BERKSON’S PARADOX IN EVERYDAY LIFE: THE BOOKS AND MOVIES CONUNDRUM
Berkson’s Paradox can creep into our daily lives, sometimes in unexpected ways. A common example revolves around the adaptation of books into movies. Have you ever noticed how often an excellent book seems to become a disappointing movie?
This observation could be a manifestation of Berkson’s Paradox. By focusing on the cases where good books are made into bad movies, we might miss the instances where good books are made into good movies, or bad books into bad movies, or even mediocre books into mediocre movies. These overlooked instances are crucial in determining the true nature of the correlation.
The key point is that there might be many successful adaptations of good books, but these are not as memorable or discussed as the disappointing ones. This leads to a perception bias. To accurately determine if there’s a negative correlation, we would need to systematically analyse a large and representative sample of book-to-movie adaptations, considering all combinations of book and movie quality. Otherwise, we may be inadvertently selecting a skewed sample. The selective memory here mirrors the selection bias of the college in our previous example.
THE ATTRACTIVENESS MISCONCEPTION: AN APPLICATION OF BERKSON’S PARADOX
A slightly tongue in cheek example of Berkson’s Paradox relates to attractiveness and demeanour. It’s not uncommon, so the narrative goes, to observe that attractive people tend to have an unpleasant attitude (‘handsome men are jerks’, in the words of statistician Jordan Ellenberg). Ellenberg explains that this perception can be explained if we tend to avoid or ignore individuals who are both unattractive and unpleasant. This leaves us mixing with plenty of attractive, unpleasant people and plenty of pleasant, unattractive people, but very few unpleasant, unattractive people. In our circles, therefore, we see a negative association between attractiveness and being pleasant even if no such association might exist in the wider population.

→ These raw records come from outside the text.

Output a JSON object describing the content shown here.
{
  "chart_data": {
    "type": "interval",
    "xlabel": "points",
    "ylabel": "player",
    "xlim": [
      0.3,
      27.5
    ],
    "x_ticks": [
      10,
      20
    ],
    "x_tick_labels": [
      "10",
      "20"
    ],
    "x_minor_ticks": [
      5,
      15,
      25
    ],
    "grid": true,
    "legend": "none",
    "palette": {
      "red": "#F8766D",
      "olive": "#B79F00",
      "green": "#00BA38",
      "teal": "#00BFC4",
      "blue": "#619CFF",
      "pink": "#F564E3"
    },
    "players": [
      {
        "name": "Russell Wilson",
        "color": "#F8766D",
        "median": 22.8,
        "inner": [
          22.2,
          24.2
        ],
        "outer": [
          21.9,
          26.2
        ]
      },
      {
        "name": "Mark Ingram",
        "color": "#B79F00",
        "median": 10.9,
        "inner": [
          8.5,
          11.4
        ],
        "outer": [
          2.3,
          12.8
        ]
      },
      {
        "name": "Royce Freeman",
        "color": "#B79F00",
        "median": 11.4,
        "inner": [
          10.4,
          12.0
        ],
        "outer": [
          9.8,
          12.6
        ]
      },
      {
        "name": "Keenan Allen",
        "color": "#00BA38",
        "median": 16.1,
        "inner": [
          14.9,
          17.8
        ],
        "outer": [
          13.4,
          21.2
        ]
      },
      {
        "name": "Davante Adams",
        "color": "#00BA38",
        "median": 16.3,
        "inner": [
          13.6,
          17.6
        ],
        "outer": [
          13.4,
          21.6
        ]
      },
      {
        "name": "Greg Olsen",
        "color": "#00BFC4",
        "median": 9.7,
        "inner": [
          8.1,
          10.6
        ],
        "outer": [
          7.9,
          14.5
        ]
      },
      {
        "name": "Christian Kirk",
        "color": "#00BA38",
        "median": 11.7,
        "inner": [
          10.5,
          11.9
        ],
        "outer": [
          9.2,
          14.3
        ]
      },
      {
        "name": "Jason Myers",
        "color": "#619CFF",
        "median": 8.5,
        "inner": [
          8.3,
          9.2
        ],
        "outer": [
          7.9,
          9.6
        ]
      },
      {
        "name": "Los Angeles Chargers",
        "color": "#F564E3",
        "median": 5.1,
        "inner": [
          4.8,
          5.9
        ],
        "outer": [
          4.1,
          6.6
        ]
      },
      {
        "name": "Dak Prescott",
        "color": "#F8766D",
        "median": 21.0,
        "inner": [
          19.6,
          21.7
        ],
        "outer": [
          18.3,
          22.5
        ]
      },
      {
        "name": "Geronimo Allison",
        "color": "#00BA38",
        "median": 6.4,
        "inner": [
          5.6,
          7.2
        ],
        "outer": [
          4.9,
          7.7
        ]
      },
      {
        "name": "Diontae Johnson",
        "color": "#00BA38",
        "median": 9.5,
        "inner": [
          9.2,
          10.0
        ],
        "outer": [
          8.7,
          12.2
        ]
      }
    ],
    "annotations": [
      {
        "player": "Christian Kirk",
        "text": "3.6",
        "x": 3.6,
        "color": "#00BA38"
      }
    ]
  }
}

BERKSON’S PARADOX: A SOURCE OF BIAS IN SAMPLE CONSTRUCTION
More generally, Berkson’s Paradox serves as a reminder of the potential pitfalls of sample construction. When we focus on certain aspects of interest and ignore others, we risk creating a biased sample. Such a sample may indicate a negative correlation where none exists in the whole population.
BERKSON’S PARADOX IN COVID-19 RESEARCH
A study published in 2020 suggested that smokers were less likely to be hospitalised due to COVID-19. Does this mean that smoking protects from Covid? A more likely explanation is that the study was an example of Berkson’s Paradox. Hospitalised patients were not a random sample of the population. They consisted of older individuals, frail individuals, smokers, and those with COVID-19.
To illustrate the problem, assume for simplicity that patients are admitted either for smoking-related illnesses or COVID-19. Covid tests in hospitals would likely now show lower infection rates among smokers because they’re already hospitalised for smoking-related illnesses. Non-smokers would on the other be admitted because they have Covid. This creates the appearance of a negative association between smoking and rates of COVID-19 infection even though no such negative association exists in the wider population.
HOW TO AVOID THE BIAS
When analysing data, it’s crucial to consider the whole population and avoid focusing on a selective sample that could distort the real picture.
CONCLUSION: INTERPRETING DATA
Berkson’s Paradox teaches us the importance of comprehensive and unbiased data analysis. It reminds us that the way we select and interpret data can shape our understanding of the world. Understanding and recognising this paradox is crucial in various fields, including but not limited to social sciences, medical research, and data analysis.